All these peculiarities of language in autistic children were illustrated in "The Siege".The following paragraphs brings together points relating to language:
At under two-years old, at any given time Elly has a one-word vocabulary. Aged two she spoke her name clearly but it was two years at least until she spoke her name again. She did not use words to communicate. She had no idea of language as a tool that could cause things to happen. Elly learned 'milk' and 'pin' at two and lost them by two and a half. She asked the first question [with a rising intonation] at four and a half. She never pronounced a final consonant and often the initial consonants were ambiguous or wrong. Anything she could see she could remember and identify - from aardvark to zebra. 'Friend' and 'stranger' are beyond her today (at years old). What she could not understand were relational terms.
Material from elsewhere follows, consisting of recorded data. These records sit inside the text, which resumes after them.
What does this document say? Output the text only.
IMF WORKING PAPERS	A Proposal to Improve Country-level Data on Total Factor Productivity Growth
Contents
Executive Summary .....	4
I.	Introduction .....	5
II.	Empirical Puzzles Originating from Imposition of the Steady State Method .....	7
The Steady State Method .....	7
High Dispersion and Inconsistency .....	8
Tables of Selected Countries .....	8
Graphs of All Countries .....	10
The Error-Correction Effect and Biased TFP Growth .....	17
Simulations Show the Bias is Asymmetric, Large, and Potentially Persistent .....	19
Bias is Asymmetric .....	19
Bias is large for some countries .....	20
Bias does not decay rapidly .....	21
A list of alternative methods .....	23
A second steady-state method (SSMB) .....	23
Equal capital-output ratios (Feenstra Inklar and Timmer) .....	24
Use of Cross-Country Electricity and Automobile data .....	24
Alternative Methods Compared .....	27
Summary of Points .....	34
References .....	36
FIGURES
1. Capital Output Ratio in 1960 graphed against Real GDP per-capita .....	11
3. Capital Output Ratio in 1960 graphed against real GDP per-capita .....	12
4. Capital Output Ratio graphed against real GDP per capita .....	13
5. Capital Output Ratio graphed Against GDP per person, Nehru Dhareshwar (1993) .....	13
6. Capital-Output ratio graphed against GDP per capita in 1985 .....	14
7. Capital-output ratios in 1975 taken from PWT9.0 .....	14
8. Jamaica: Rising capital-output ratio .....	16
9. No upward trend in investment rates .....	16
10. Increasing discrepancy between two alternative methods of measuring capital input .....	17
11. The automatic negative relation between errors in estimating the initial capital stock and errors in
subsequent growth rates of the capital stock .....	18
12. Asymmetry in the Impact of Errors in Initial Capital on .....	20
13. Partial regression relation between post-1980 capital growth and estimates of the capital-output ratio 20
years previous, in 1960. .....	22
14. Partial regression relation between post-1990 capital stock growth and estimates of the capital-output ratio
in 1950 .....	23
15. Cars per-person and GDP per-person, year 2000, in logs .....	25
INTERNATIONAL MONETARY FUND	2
She acquired the word 'man' a year before she learned the name of any specific man. She had difficulties with personal pronouns; she was six before she used any pronouns at all. In any statement, 'you' is the equivalent of 'I' or 'me'. Elly thinks her name is 'you ... 'I like that' means ... that her interlocutor does, "I have come to wonder how it is that ordinary two-year-olds can grasp anything so subtle [as] the correct use of the first- and second-person pronouns. Such nearly undefinable words as 'have' 'put' 'take' and 'get' are only now coming into use and their boundaries overlap in distorted ways:'Daddy give temperature hundred'. She had never spoken the word 'is' until she was seven. She forms no plurals and inflects no verbs because she will not pronounce a final 's' or 'd'. As late as six and a half Elly comprehended no prepositions and of course used none. Adverbs, articles and conjunctions: but, if, whether, maybe, because, soon, when. yet, like, except. The words seem unimportant until you try to imagine doing without them, and simple until you try to find ways to teach them. Teach them? No one teaches such words - the small child seems to draw them out of the air. But Elly did not even pick up 'and'... Who can draw 'if' or 'when'? Who can draw 'but' itself ?" The almost total absence of articles, conjunctions, prepositions, verb-inflections for tense or person, and the verb 'to be'. "She may say 'table on a hat'. It was not until she was seven that we taught her to answer 'yes'. The powerful word 'Why? Elly cannot comprehend; we cannot ask her 'What do you want?' or 'What's the matter?(Park, 1972: 205 ff.)